Она выгнулась на постели дугой, лицо ее исказилось от частых спазмов.
– Боль пронизывает меня насквозь – до кончиков пальцев на ногах. И потом эта невыносимая тянущая боль. Когда ты появился на свет, я думала, нет ничего хуже схваток. Но это продолжалось только около получаса, как раз когда мы добирались до госпиталя. Это было одно удовольствие по сравнению с этим…
Я содрогнулся.
– Мама, лучше бы ты не делала таких сравнений.
Вскоре опухоль покрыла всю сторону полностью и брюшную полость. Конечно, я сужу об этом по тому, как увеличивается этот огромный нарост под одеялом. Я предполагаю, что он был больше, чем я мог видеть. Сверху он достиг ключицы, а снизу захватывал ткани верхней части ноги. Иногда я видел, как он сам по себе начинал подергиваться и дрожать. Маме так часто вводили морфий и другие обезболивающие препараты, что она с трудом меня узнавала. Когда однажды я зашел ночью, чтобы проведать ее, то услышал стоны и рыдания еще в коридоре. Я тихонько открыл дверь, шепотом поговорил с ночной няней, дежурившей около постели, подождал немного, потом, наконец, ушел.
Однажды, входя в комнату, я столкнулся с главным врачом, выходящим из нее.
– Я скоро поправлюсь! – исступленно воскликнула она. Впервые за все это время я увидел ее счастливой и улыбающейся, несмотря на незатихающие боли. – Меня скоро будут оперировать! Я поправлюсь!
И опять тянулись дни. И опять не
День за днем я видел, как угасает мамина надежда. А опухоль продолжала расти.
Желание увидеть ее своими глазами все больше и больше овладевало мной. Я испытывал отвращение к себе за такое любопытство. Я старался, как мог, изо всех сил, но мне не удалось избавиться от этого желания. Я продолжал удивляться, почему это доктора посоветовали не задавать им вопросы.
– Что же со мной будет? – громко стонала мама, и голова ее металась на подушке. – Ты действительно считаешь, что я когда-нибудь поправлюсь?
Она искала моего взгляда, искала сочувствия. Она знала меня лучше, чем кто-либо другой, и я понимал, что мне будет стоить больших трудов скрыть то, что я думал в действительности.
– Конечно, ты поправишься. Я подслушал, как об этом говорили между собой доктора, – добавил я в надежде, что эта дополнительная деталь усилит убедительность моих слов. – Ну-ка взбодрись. Через несколько недель мы поедем домой, дорогая мама.
– О, как я надеюсь на это, – едва заметно улыбнулась она.
Однажды ночью я сидел у ее постели рядом с няней. Я дремал на своем стуле, как вдруг проснулся, будто от толчка, от резкого крика. Потом я услышал ее тяжелое дыхание.
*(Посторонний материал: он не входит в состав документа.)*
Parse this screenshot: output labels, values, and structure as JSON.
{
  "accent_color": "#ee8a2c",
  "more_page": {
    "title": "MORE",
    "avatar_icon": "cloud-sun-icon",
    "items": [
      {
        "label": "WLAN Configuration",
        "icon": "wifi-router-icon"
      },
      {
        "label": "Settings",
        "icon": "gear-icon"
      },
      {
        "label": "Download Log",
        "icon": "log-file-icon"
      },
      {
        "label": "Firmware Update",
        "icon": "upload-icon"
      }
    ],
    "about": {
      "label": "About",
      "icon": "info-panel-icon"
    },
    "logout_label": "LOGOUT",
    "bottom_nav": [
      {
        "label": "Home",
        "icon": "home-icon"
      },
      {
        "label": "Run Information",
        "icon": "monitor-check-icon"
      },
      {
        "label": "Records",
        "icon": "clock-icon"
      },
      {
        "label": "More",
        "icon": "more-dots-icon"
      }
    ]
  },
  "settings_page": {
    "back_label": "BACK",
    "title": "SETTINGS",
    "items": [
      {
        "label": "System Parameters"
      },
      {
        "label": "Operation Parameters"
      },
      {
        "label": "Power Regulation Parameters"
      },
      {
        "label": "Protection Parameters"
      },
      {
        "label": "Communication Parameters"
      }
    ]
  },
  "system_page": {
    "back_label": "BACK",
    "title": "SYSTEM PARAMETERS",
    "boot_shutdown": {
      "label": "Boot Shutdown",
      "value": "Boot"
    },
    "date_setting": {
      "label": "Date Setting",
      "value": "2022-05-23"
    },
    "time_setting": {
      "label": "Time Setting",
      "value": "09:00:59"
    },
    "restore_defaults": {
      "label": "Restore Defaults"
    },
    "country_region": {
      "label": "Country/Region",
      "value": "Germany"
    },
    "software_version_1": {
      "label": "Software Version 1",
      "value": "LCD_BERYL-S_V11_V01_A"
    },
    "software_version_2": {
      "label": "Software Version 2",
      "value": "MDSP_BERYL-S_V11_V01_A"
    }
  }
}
Впечатление было такое, что ее кто-то душит.
– Она растет! – пронзительно кричала мама. – Она становится все больше и больше!
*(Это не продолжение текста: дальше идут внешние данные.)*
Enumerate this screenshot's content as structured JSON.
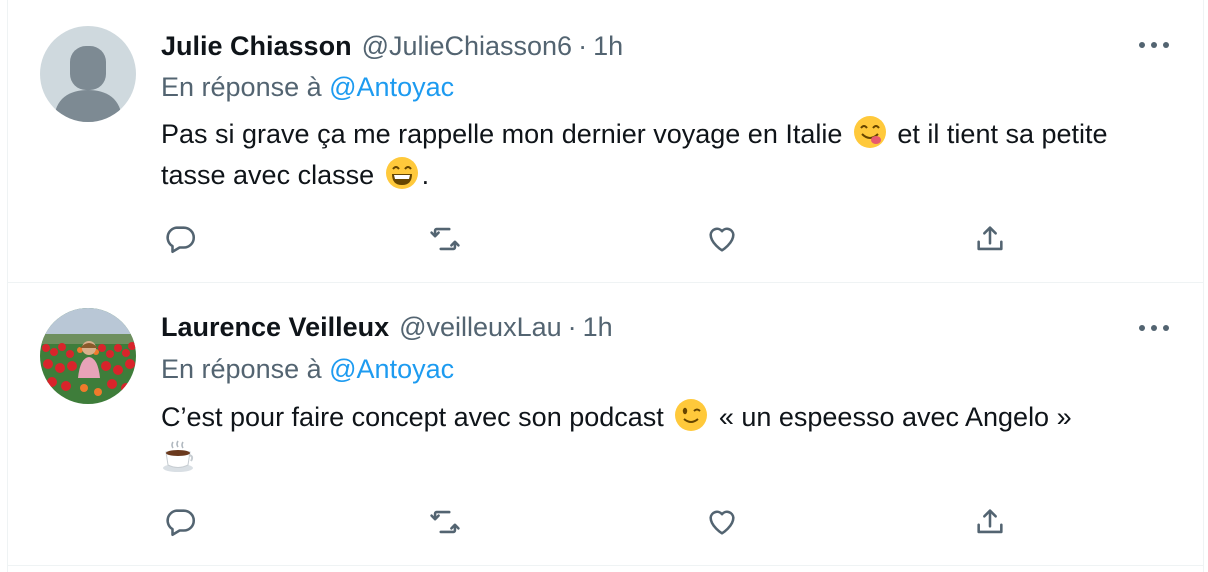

Хотя ее длинная ночная рубашка была ей когда-то просторна и удобна, сейчас она так туго обтянула ее, что надо было немедленно распороть ее по швам. Меня попросили выйти.
Мама продолжала стонать и тихонько плакать, вскидывая голову с подушки. И этот невыносимый вопрос в глазах! Этот вопрос был направлен к невидимым силам сущего, которые должны были восстановить справедливость.
– Почему? За что? Не помню, чтобы я сделала что-нибудь плохое в своей жизни. Я не сделала ничего, чтобы заслужить такое!
Случайно я заметил, как рука ее неудержимо потянулась к разрастающейся опухоли. Некоторое время ее пальцы как бы изучали эту выпуклость. Потом она неожиданно тяжело вздохнула и отбросила руку в сторону.
– Я все еще надеюсь, что это сон, – в отчаянии заплакала она. – Потом я прикасаюсь к ней рукой, чтобы удостовериться. Но она никуда не пропадает, она здесь и становится все больше.
Мама умоляла докторов оперировать немедленно. Они уклончиво объясняли, что надо подождать приезда специалиста – он единственный мог сделать это. Тем не менее они постоянно подбадривали ее и уговаривали не терять надежды.
Начали приезжать доктора из Нью-Йорка, Европы – отовсюду. Главный врач приглашал их в комнату, просил меня выйти и показывал им опухоль. Мама беспомощно жаловалась, что ее "выставляют на посмешище". Но когда ей говорили, что это нужно для ее же пользы, ничего не оставалось, как подчиниться.